The anniversaries this week of Hurricane Katrina (10th) and Tropical Storm Irene (4th) carry lessons for a nation and for a community that cares about its most vulnerable members.
Here in the Berkshires, we learned on the fly how to pull together to support neighbors hit by disaster. When, in Williamstown, five percent of the non-student population all at once became homeless, the town government, faith communities, college, and individuals rallied to shelter them, to help salvage their possessions, and to support them in handling their shock. Most of the approximately 300 people lived in The Spruces, a retirement mobile home community.
The Red Cross and FEMA then helped move the recovery forward. Most of those displaced are now in permanent housing (though, sadly, for some that has meant leaving the area). And in the coming weeks, applications will be open for Highland Woods, the new senior affordable housing complex made possible by Higher Ground, with state, town, and college support.

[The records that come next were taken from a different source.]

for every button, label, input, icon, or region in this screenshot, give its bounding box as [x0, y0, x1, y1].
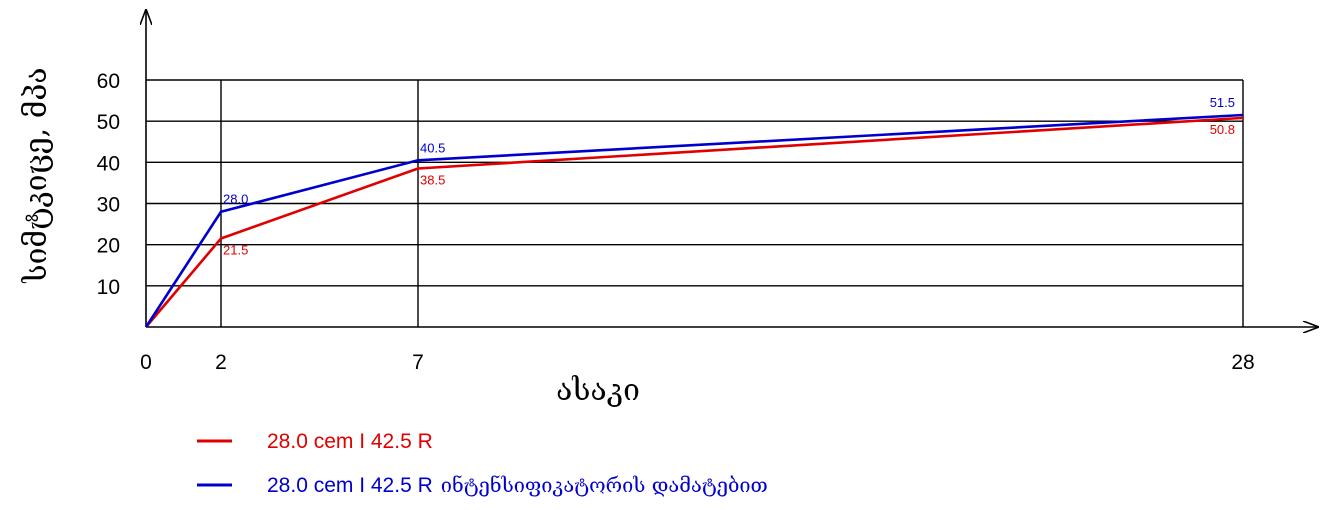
series-line-2	[144, 113, 1244, 328]
data-label-series-1: 50.8	[1210, 122, 1235, 137]
y-tick-label: 20	[97, 235, 120, 258]
x-tick-label: 0	[140, 351, 152, 374]
y-tick-label: 40	[97, 152, 120, 175]
data-label-series-2: 51.5	[1210, 95, 1235, 110]
data-label-series-2: 28.0	[223, 192, 248, 207]
y-tick-label: 50	[97, 111, 120, 134]
data-label-series-1: 21.5	[223, 242, 248, 257]
data-labels: 21.5 38.5 50.8 28.0 40.5 51.5	[223, 95, 1235, 258]
x-tick-label: 28	[1231, 351, 1254, 374]
x-axis-title: ასაკი	[556, 373, 640, 408]
tick-labels: 10 20 30 40 50 60 0 2 7 28	[97, 70, 1255, 374]
x-tick-label: 7	[412, 351, 424, 374]
y-tick-label: 30	[97, 194, 120, 217]
series-line-1	[145, 116, 1244, 328]
y-tick-label: 60	[97, 70, 120, 93]
legend: 28.0 cem I 42.5 R 28.0 cem I 42.5 R ინტე…	[197, 430, 768, 497]
data-label-series-2: 40.5	[420, 140, 445, 155]
grid	[146, 79, 1244, 327]
legend-label-series-2: 28.0 cem I 42.5 R ინტენსიფიკატორის დამატ…	[267, 473, 768, 497]
y-tick-label: 10	[97, 276, 120, 299]
data-label-series-1: 38.5	[420, 173, 445, 188]
y-axis-title: სიმტკიცე, მპა	[19, 67, 54, 283]
legend-label-series-1: 28.0 cem I 42.5 R	[267, 430, 433, 453]
axes	[146, 10, 1318, 327]
series-layer	[144, 113, 1244, 328]
x-tick-label: 2	[215, 351, 227, 374]
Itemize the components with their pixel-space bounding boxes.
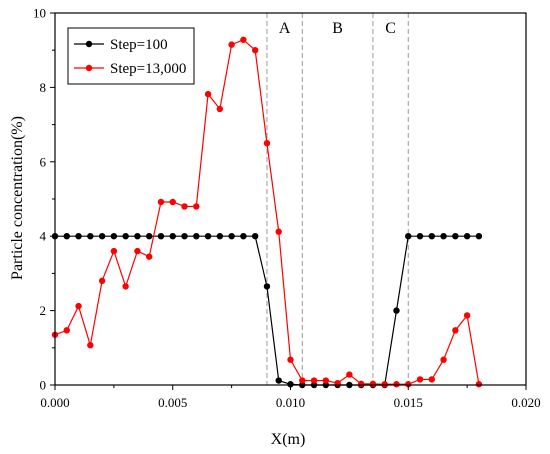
series-2-point xyxy=(405,381,412,388)
series-2-point xyxy=(310,377,318,384)
series-1-point xyxy=(440,233,447,240)
legend-box xyxy=(67,27,195,85)
series-1-point xyxy=(157,233,165,240)
series-1-point xyxy=(275,377,282,384)
reference-lines xyxy=(266,13,409,385)
series-2-point xyxy=(169,198,176,206)
series-1-point xyxy=(169,233,176,240)
series-2-point xyxy=(75,302,82,310)
series-1-point xyxy=(122,233,129,240)
series-2-point xyxy=(381,381,388,388)
series-2-point xyxy=(181,203,188,210)
legend-label: Step=13,000 xyxy=(110,61,186,77)
series-1-point xyxy=(228,233,235,240)
series-2-point xyxy=(240,36,247,43)
region-label-b: B xyxy=(332,20,343,37)
series-2-point xyxy=(416,376,424,383)
series-1-point xyxy=(75,233,82,240)
y-tick-label: 0 xyxy=(40,378,47,393)
legend-marker xyxy=(85,40,93,48)
series-1-point xyxy=(263,283,271,290)
series-1-point xyxy=(98,233,106,240)
series-1-point xyxy=(416,233,424,240)
x-tick-label: 0.020 xyxy=(511,395,540,410)
series-1-point xyxy=(204,233,212,240)
series-2-point xyxy=(134,247,141,255)
series-2-point xyxy=(157,198,165,206)
series-1-point xyxy=(428,233,435,240)
series-2-point xyxy=(475,381,483,388)
series-2-point xyxy=(440,356,447,363)
series-2-point xyxy=(463,312,471,319)
x-tick-label: 0.010 xyxy=(276,395,305,410)
series-2-point xyxy=(287,356,294,363)
x-axis-label: X(m) xyxy=(271,431,306,448)
series-2-point xyxy=(357,380,365,388)
series-2-point xyxy=(322,377,330,384)
series-1-point xyxy=(463,233,471,240)
y-tick-label: 8 xyxy=(40,80,47,95)
series-1-point xyxy=(405,233,412,240)
series-2-point xyxy=(428,376,435,383)
series-1-point xyxy=(393,307,400,314)
series-1-point xyxy=(87,233,94,240)
y-tick-label: 10 xyxy=(33,6,46,21)
series-1-point xyxy=(216,233,224,240)
x-axis: 0.000 0.005 0.010 0.015 0.020 xyxy=(40,385,541,410)
series-2-point xyxy=(275,228,282,235)
legend-marker xyxy=(85,64,93,72)
series-1-point xyxy=(110,233,118,240)
y-tick-label: 6 xyxy=(40,154,47,169)
series-2-point xyxy=(263,140,271,147)
series-2-point xyxy=(452,327,459,334)
series-2-point xyxy=(228,41,235,48)
series-2-point xyxy=(204,90,212,98)
region-labels: A B C xyxy=(279,20,396,37)
series-2-point xyxy=(87,341,94,349)
series-1-point xyxy=(63,233,70,240)
legend: Step=100 Step=13,000 xyxy=(67,27,195,85)
series-2-point xyxy=(98,277,106,285)
series-1-point xyxy=(134,233,141,240)
region-label-c: C xyxy=(385,20,396,37)
x-tick-label: 0.000 xyxy=(40,395,69,410)
y-axis-label: Particle concentration(%) xyxy=(9,116,26,280)
series-layer xyxy=(51,36,483,389)
series-2-point xyxy=(299,377,306,384)
series-2-point xyxy=(193,203,200,210)
legend-item-2: Step=13,000 xyxy=(74,61,186,77)
series-1 xyxy=(51,233,483,389)
x-tick-label: 0.015 xyxy=(394,395,423,410)
series-1-point xyxy=(251,233,259,240)
series-2-point xyxy=(63,327,70,334)
region-label-a: A xyxy=(279,20,291,37)
series-1-point xyxy=(287,381,294,388)
series-2 xyxy=(51,36,483,388)
series-1-point xyxy=(181,233,188,240)
y-tick-label: 2 xyxy=(40,303,47,318)
series-2-point xyxy=(122,283,129,290)
series-1-point xyxy=(452,233,459,240)
series-2-point xyxy=(369,380,377,388)
series-1-point xyxy=(240,233,247,240)
series-2-point xyxy=(251,47,259,54)
series-2-point xyxy=(346,371,353,378)
y-tick-label: 4 xyxy=(40,229,47,244)
legend-label: Step=100 xyxy=(110,37,168,53)
y-axis: 0 2 4 6 8 10 xyxy=(33,6,55,393)
legend-item-1: Step=100 xyxy=(74,37,168,53)
series-1-point xyxy=(146,233,153,240)
series-2-point xyxy=(110,247,118,255)
series-1-point xyxy=(193,233,200,240)
series-2-point xyxy=(393,381,400,388)
series-2-point xyxy=(146,253,153,260)
x-tick-label: 0.005 xyxy=(158,395,187,410)
series-1-point xyxy=(475,233,483,240)
series-2-point xyxy=(216,105,224,113)
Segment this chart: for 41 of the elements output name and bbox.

This experience, and the relationships that it built, have opened our eyes to the challenges of responding to disasters.
There is another lesson worth noting, though. Somehow, as was the case in New Orleans and is true across America, our most vulnerable citizens live in the most dangerous places, by economic necessity.
The most effective, and most humane preparation we make, therefore, is the difficult but vital work of identifying and moving people in jeopardy before the next disaster strikes.